- Directed by: Ravichandran
- Written by: Ravichandran
- Produced by: GV
- Starring: Nandha Sherin Vivek Dinesh Lamba
- Cinematography: R. B. Gurudev
- Edited by: Jo. Ni. Harsha
- Music by: Ranjit Barot
- Production company: G.V. Films Limited
- Release date: 2 September 2007;
- Running time: 146 minutes
- Country: India
- Language: Tamil

= Urchagam =

Urchagam (Excitement) is a 2007 Tamil romantic drama film written and directed by Ravichandran and starring Nandha and Sherin. The storyline is based on the problems and difficulties between a love marriage and arranged marriage. The movie was shot in Chennai, ECR, Puducherry, Goa, and Jothpur. About three songs were shot in Bangkok and its surroundings. Dinesh Lambha was introduced as the villain in this movie and Vivek also plays a prominent role in the movie.
Ranjit Barot wrote the film's music. The film was initially titled Coffee Shop, but in order to receive government funding, the producers gave it a Tamil name. It was dubbed into Hindi as Meri Jigar Meri Chahaat. The film is somewhat similar to the Hindi film Humko Deewana Kar Gaye.

==Plot==
The film revolves around Jency (Sherin), a close friend of Ganesh (Nandha). When Ganesh decides to open his heart and express his love to her, she informs him that she is to be engaged to Nicholas (Dinesh Lamba), who is a rich entrepreneur in London.

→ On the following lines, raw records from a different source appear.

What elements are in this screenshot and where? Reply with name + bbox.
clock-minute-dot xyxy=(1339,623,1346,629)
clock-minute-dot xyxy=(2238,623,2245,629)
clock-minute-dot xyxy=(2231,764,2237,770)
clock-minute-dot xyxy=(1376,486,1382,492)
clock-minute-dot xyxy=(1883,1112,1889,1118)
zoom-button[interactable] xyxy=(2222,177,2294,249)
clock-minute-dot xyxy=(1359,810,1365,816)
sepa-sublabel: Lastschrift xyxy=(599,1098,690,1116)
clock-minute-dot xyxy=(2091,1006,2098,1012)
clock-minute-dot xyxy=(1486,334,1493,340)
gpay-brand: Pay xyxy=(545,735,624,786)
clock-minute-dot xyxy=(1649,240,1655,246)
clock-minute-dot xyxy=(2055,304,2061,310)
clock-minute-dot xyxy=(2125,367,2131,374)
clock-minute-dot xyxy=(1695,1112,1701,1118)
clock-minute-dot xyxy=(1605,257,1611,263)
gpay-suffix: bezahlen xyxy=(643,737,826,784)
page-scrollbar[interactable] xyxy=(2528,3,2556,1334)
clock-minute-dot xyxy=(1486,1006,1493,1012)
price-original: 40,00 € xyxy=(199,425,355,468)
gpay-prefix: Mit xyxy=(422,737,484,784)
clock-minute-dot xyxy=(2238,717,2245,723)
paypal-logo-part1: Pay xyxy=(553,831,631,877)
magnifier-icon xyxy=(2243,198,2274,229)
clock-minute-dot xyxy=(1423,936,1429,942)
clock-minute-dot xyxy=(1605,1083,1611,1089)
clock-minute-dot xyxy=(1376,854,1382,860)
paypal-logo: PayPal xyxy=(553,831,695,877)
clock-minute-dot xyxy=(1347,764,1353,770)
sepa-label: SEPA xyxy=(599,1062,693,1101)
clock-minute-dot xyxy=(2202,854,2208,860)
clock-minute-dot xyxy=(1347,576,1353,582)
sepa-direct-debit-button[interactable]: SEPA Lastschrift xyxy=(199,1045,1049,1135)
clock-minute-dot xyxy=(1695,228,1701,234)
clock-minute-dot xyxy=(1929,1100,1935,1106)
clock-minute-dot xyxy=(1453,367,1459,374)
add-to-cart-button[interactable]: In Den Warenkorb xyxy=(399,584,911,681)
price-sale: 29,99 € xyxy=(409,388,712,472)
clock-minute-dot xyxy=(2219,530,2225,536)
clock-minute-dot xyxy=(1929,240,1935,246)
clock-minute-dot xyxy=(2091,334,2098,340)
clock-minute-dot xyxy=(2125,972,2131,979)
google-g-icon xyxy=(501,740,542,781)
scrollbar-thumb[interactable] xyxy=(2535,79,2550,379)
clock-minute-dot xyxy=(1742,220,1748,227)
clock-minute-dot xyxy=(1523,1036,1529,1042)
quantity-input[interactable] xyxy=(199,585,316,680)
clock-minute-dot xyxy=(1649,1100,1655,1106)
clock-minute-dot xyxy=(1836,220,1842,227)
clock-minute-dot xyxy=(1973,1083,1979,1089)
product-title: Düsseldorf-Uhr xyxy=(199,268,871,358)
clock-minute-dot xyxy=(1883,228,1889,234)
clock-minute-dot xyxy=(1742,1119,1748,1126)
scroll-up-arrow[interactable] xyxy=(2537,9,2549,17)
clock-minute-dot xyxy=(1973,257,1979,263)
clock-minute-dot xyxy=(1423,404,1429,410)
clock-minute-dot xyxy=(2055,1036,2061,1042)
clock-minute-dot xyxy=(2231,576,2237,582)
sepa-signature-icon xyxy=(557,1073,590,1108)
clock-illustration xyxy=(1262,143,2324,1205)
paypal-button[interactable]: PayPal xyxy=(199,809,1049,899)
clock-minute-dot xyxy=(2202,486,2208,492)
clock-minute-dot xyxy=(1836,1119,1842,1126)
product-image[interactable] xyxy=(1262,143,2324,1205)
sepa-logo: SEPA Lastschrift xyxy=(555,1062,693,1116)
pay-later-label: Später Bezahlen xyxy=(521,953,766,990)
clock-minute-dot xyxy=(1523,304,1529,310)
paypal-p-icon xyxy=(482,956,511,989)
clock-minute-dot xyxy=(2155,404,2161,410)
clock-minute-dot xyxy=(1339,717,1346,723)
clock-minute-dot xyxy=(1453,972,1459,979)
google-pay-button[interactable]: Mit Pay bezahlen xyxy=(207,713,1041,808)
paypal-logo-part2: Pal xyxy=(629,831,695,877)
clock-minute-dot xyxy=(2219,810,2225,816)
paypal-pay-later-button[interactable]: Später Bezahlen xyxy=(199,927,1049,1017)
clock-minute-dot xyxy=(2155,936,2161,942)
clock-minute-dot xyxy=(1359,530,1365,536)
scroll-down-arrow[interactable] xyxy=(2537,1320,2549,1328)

Nicholas sponsors Jency's mother's surgery. Knowing well that Nicholas is a jealous and sadistic youth, Jency decides to marry him as a token of gratitude. But life turns miserable for her between her engagement and her wedding. Ganesh steps in and saves her from all her troubles. Ganesh and Nicholas cross swords with each other.

==Production==
The filming was held at Jodhpur, Goa, Pondicherry and Chennai. The introductory scene of lead pair was picturised at Velankanni Shrine while climax was shot at a desert in Rajasthan and three songs were picturised in Bangkok.

==Soundtrack==
The soundtrack was composed by Ranjit Barot. The audio was released in 14 April 2007.
- "Kangal" - Zubeen Garg
- "Veyyil" - Kunal Ganjawala
- "Nanba Nanba" - Kunal Ganjawala
- "Netru Vatcha" - Gayatri Ganjawala, Vijay Prakash
- "Narum Pookkal" - Hariharan, Nandini Srikar

==Reception==
Sify wrote "after seeing the film one gets the feeling that they have ripped off the plot from Julia Roberts emotional thriller Sleeping with the Enemy, added some local sentiments spiced it with Vivek's comedy track (rehashed from his own Run comedy track!), along with some peppy melodies by Ranjit Barot. In the process it turns out to be a overcooked, tasteless Kitchadi of various films". Malini Mannath of Chennai Online wrote "Not much originality here, nor even a decent adaptation. More of a massacre than a rehash!".